Adams is a person of color whose ancestors include Africans and Native American Indians. He's also of Native American heritage, which he credits as inspiring his "Health Ranger" passion for protecting life and nature against the destruction caused by chemicals, heavy metals and other forms of pollution.

Adams is the founder and publisher of the open source science journal Natural Science Journal, the author of numerous peer-reviewed science papers published by the journal, and the author of the world's first book that published ICP-MS heavy metals analysis results for foods, dietary supplements, pet food, spices and fast food. The book is entitled Food Forensics and is published by BenBella Books.

In his laboratory research, Adams has made numerous food safety breakthroughs such as revealing rice protein products imported from Asia to be contaminated with toxic heavy metals like lead, cadmium and tungsten. Adams was the first food science researcher to document high levels of tungsten in superfoods. He also discovered over 11 ppm lead in imported mangosteen powder, and led an industry-wide voluntary agreement to limit heavy metals in rice protein products.

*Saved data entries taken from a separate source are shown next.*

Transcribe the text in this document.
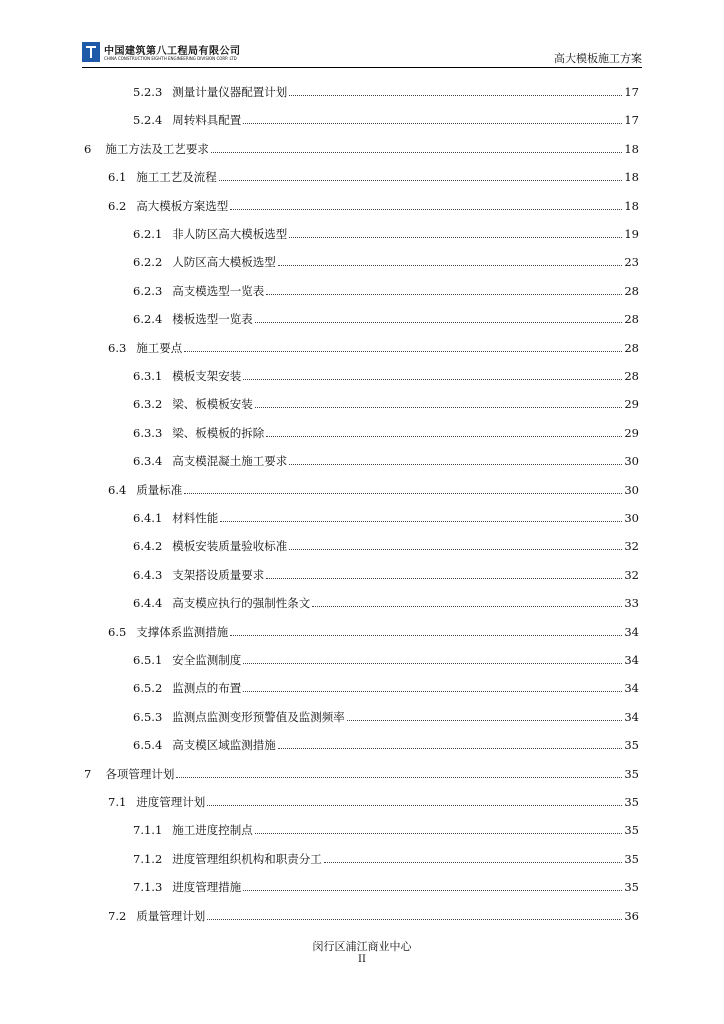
中国建筑第八工程局有限公司
CHINA CONSTRUCTION EIGHTH ENGINEERING DIVISION CORP. LTD	高大模板施工方案
5.2.3 测量计量仪器配置计划	17
5.2.4 周转料具配置	17
6 施工方法及工艺要求	18
6.1 施工工艺及流程	18
6.2 高大模板方案选型	18
6.2.1 非人防区高大模板选型	19
6.2.2 人防区高大模板选型	23
6.2.3 高支模选型一览表	28
6.2.4 楼板选型一览表	28
6.3 施工要点	28
6.3.1 模板支架安装	28
6.3.2 梁、板模板安装	29
6.3.3 梁、板模板的拆除	29
6.3.4 高支模混凝土施工要求	30
6.4 质量标准	30
6.4.1 材料性能	30
6.4.2 模板安装质量验收标准	32
6.4.3 支架搭设质量要求	32
6.4.4 高支模应执行的强制性条文	33
6.5 支撑体系监测措施	34
6.5.1 安全监测制度	34
6.5.2 监测点的布置	34
6.5.3 监测点监测变形预警值及监测频率	34
6.5.4 高支模区域监测措施	35
7 各项管理计划	35
7.1 进度管理计划	35
7.1.1 施工进度控制点	35
7.1.2 进度管理组织机构和职责分工	35
7.1.3 进度管理措施	35
7.2 质量管理计划	36
闵行区浦江商业中心
II
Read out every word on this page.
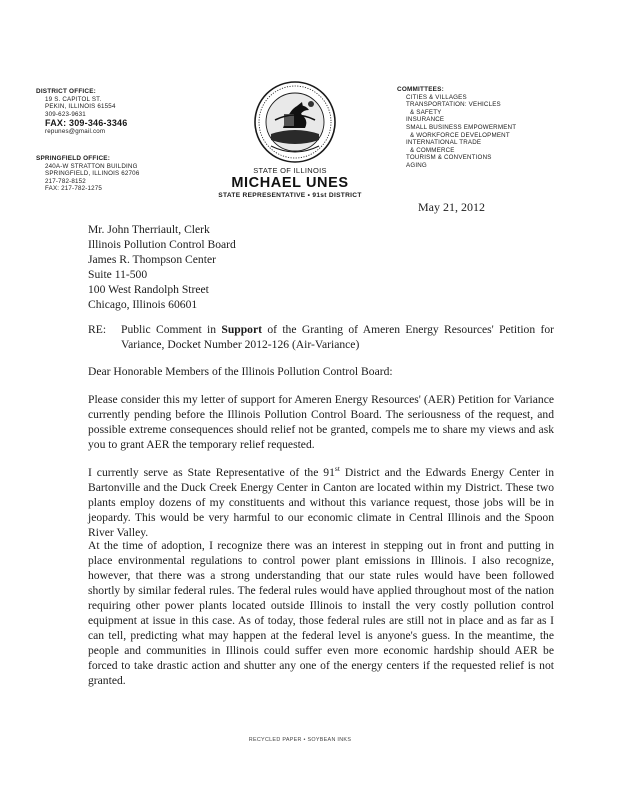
DISTRICT OFFICE:
19 S. CAPITOL ST.
PEKIN, ILLINOIS 61554
309-623-9631
FAX: 309-346-3346
repunes@gmail.com
SPRINGFIELD OFFICE:
240A-W STRATTON BUILDING
SPRINGFIELD, ILLINOIS 62706
217-782-8152
FAX: 217-782-1275
STATE OF ILLINOIS
MICHAEL UNES
STATE REPRESENTATIVE • 91st DISTRICT
COMMITTEES:
CITIES & VILLAGES
TRANSPORTATION: VEHICLES
& SAFETY
INSURANCE
SMALL BUSINESS EMPOWERMENT
& WORKFORCE DEVELOPMENT
INTERNATIONAL TRADE
& COMMERCE
TOURISM & CONVENTIONS
AGING
May 21, 2012
Mr. John Therriault, Clerk
Illinois Pollution Control Board
James R. Thompson Center
Suite 11-500
100 West Randolph Street
Chicago, Illinois 60601
RE:	Public Comment in Support of the Granting of Ameren Energy Resources' Petition for Variance, Docket Number 2012-126 (Air-Variance)
Dear Honorable Members of the Illinois Pollution Control Board:
Please consider this my letter of support for Ameren Energy Resources' (AER) Petition for Variance currently pending before the Illinois Pollution Control Board. The seriousness of the request, and possible extreme consequences should relief not be granted, compels me to share my views and ask you to grant AER the temporary relief requested.
I currently serve as State Representative of the 91st District and the Edwards Energy Center in Bartonville and the Duck Creek Energy Center in Canton are located within my District. These two plants employ dozens of my constituents and without this variance request, those jobs will be in jeopardy. This would be very harmful to our economic climate in Central Illinois and the Spoon River Valley.
At the time of adoption, I recognize there was an interest in stepping out in front and putting in place environmental regulations to control power plant emissions in Illinois. I also recognize, however, that there was a strong understanding that our state rules would have been followed shortly by similar federal rules. The federal rules would have applied throughout most of the nation requiring other power plants located outside Illinois to install the very costly pollution control equipment at issue in this case. As of today, those federal rules are still not in place and as far as I can tell, predicting what may happen at the federal level is anyone's guess. In the meantime, the people and communities in Illinois could suffer even more economic hardship should AER be forced to take drastic action and shutter any one of the energy centers if the requested relief is not granted.
RECYCLED PAPER • SOYBEAN INKS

In addition to his lab work, Adams is also the (non-paid) executive director of the non-profit Consumer Wellness Center (CWC), an organization that redirects 100% of its donations receipts to grant programs that teach children and women how to grow their own food or vastly improve their nutrition. Through the non-profit CWC, Adams also launched Nutrition Rescue, a program that donates essential vitamins to people in need. Click here to see some of the CWC success stories.

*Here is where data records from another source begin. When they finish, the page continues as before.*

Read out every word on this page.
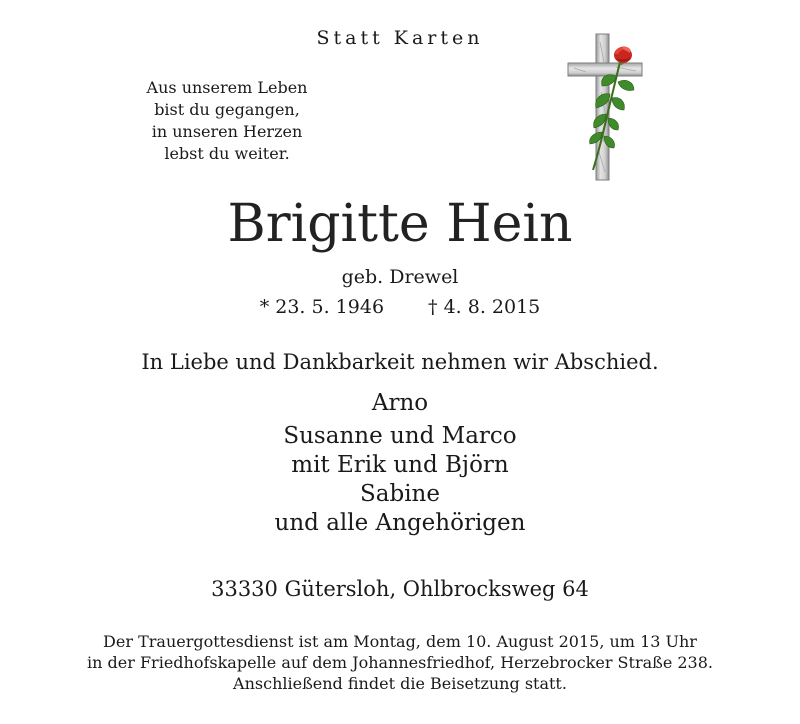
Statt Karten
Aus unserem Leben
bist du gegangen,
in unseren Herzen
lebst du weiter.
Brigitte Hein
geb. Drewel
* 23. 5. 1946 † 4. 8. 2015
In Liebe und Dankbarkeit nehmen wir Abschied.
Arno
Susanne und Marco
mit Erik und Björn
Sabine
und alle Angehörigen
33330 Gütersloh, Ohlbrocksweg 64
Der Trauergottesdienst ist am Montag, dem 10. August 2015, um 13 Uhr
in der Friedhofskapelle auf dem Johannesfriedhof, Herzebrocker Straße 238.
Anschließend findet die Beisetzung statt.
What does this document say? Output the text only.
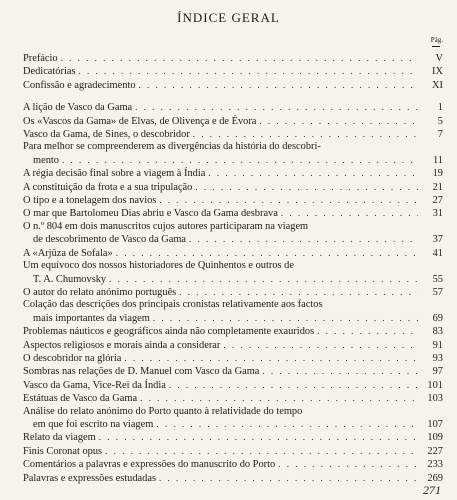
ÍNDICE GERAL
Pág.
Prefácio . . .	V
Dedicatórias . . .	IX
Confissão e agradecimento . . .	XI
A lição de Vasco da Gama . . .	1
Os «Vascos da Gama» de Elvas, de Olivença e de Évora . . .	5
Vasco da Gama, de Sines, o descobridor . . .	7
Para melhor se compreenderem as divergências da história do descobri-
mento . . .	11
A régia decisão final sobre a viagem à Índia . . .	19
A constituição da frota e a sua tripulação . . .	21
O tipo e a tonelagem dos navios . . .	27
O mar que Bartolomeu Dias abriu e Vasco da Gama desbrava . . .	31
O n.º 804 em dois manuscritos cujos autores participaram na viagem
de descobrimento de Vasco da Gama . . .	37
A «Arjûza de Sofala» . . .	41
Um equívoco dos nossos historiadores de Quinhentos e outros de
T. A. Chumovsky . . .	55
O autor do relato anónimo português . . .	57
Colação das descrições dos principais cronistas relativamente aos factos
mais importantes da viagem . . .	69
Problemas náuticos e geográficos ainda não completamente exauridos . . .	83
Aspectos religiosos e morais ainda a considerar . . .	91
O descobridor na glória . . .	93
Sombras nas relações de D. Manuel com Vasco da Gama . . .	97
Vasco da Gama, Vice-Rei da Índia . . .	101
Estátuas de Vasco da Gama . . .	103
Análise do relato anónimo do Porto quanto à relatividade do tempo
em que foi escrito na viagem . . .	107
Relato da viagem . . .	109
Finis Coronat opus . . .	227
Comentários a palavras e expressões do manuscrito do Porto . . .	233
Palavras e expressões estudadas . . .	269
271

With a background in science and software technology, Adams is the original founder of the email newsletter technology company known as Arial Software. Using his technical experience combined with his love for natural health, Adams developed and deployed the content management system currently driving NaturalNews.com. He also engineered the high-level statistical algorithms that power SCIENCE.naturalnews.com, a massive research resource featuring over 10 million scientific studies.

Adams is well known for his incredibly popular consumer activism video blowing the lid on fake blueberries used throughout the food supply. He has also exposed "strange fibers" found in Chicken McNuggets, fake academic credentials of so-called health "gurus," dangerous "detox" products imported as battery acid and sold for oral consumption, fake acai berry scams, the California raw milk raids, the vaccine research fraud revealed by industry whistleblowers and many other topics.

Adams has also helped defend the rights of home gardeners and protect the medical freedom rights of parents. Adams is widely recognized to have made a remarkable global impact on issues like GMOs, vaccines, nutrition therapies, human consciousness.

In addition to his activism, Adams is an accomplished musician who has released over a dozen popular songs covering a variety of activism topics.